From June to December last year I was in a daze, like I'd been hit over the head with a baseball bat. At least I was lucky to get good support from CRUSE and bereavement counselling. I thought I was almost getting used to the new situation,  but things really crashed for me at the New Year. I couldn't believe that Helen wasn't going to be around in 2018. It seemed like she was slipping further away from me -- I'd been saying my wife died a few weeks ago, or a couple of months ago, now suddenly I was saying she died last year..

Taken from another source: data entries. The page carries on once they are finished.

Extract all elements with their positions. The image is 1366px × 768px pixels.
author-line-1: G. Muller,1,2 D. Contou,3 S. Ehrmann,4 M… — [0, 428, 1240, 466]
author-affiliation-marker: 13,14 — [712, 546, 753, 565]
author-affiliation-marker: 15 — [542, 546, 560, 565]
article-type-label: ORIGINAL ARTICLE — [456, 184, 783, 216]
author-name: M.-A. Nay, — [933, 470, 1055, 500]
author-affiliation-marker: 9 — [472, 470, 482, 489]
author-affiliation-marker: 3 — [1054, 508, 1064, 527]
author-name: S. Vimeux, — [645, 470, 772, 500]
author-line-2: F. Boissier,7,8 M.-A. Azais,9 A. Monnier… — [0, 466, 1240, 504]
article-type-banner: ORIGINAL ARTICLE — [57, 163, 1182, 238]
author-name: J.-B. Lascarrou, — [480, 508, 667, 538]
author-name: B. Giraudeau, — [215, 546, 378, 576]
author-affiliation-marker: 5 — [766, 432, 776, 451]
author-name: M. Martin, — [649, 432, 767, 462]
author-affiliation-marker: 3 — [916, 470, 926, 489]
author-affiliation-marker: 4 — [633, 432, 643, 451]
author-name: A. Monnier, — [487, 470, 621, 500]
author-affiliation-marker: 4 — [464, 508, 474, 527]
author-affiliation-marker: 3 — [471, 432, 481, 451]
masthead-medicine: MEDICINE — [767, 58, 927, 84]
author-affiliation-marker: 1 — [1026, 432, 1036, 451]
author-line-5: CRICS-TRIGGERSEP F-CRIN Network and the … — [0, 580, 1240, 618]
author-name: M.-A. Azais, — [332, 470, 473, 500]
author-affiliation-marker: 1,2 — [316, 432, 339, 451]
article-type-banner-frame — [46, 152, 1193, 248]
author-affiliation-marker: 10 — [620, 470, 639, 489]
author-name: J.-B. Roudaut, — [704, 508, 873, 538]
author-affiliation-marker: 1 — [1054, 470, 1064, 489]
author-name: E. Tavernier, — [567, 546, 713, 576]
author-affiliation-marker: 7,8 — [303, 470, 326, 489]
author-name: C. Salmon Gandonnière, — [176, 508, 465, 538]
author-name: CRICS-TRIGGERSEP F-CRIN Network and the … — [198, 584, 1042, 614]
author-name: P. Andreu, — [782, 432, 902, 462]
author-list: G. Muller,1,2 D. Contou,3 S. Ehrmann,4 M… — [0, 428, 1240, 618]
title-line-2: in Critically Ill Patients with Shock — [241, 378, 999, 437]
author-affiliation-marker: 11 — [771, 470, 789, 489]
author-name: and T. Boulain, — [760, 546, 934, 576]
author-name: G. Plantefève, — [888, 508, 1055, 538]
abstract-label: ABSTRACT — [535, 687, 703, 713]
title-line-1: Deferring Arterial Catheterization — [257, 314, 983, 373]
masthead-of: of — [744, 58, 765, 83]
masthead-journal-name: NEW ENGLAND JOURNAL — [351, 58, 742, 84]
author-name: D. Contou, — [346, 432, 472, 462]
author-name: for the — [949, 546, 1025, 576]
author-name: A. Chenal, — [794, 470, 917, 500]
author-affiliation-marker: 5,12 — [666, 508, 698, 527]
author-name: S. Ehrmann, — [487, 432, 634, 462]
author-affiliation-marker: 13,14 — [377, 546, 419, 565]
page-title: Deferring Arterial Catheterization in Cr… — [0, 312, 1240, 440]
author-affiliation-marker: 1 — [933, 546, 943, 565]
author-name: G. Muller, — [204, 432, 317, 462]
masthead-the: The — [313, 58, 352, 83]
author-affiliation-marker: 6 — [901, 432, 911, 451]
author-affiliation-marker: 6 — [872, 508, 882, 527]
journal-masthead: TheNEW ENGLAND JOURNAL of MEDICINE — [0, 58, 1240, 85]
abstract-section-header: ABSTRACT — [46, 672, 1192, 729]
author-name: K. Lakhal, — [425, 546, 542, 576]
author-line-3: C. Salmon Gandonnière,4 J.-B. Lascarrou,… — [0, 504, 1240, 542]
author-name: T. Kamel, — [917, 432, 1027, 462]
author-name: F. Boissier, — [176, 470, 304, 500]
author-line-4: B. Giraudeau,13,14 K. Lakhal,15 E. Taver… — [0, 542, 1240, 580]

I was so down in January that my GP advised me to go on anti-depressants. I started taking sertraline. It was great for me in some ways. When I came up on it, I found that all the anxiety I'd been suffering since Helen's last illness just disappeared. I completely stopped drinking. I finally got around to sorting out my finances properly, which I just hadn't been able to face. I even cleaned and tidied the flat thoroughly. But, there was one big drawback -- I suddenly realised that I had stopped grieving. Sertraline just seemed to dry up my emotions. I can see how this would be good in some situations, but to me it felt like I was shutting Helen out and distorting my memories of her. I hated that feeling and decided I would much rather go on grieving, as this is my last real link with her, so I stopped taking the sertraline after a few weeks.

So now I'm back to just trying to get by. It's true that some days are better than others, but even the good days are tinged with sadness and a feeling of something missing. The worst days are just crushing.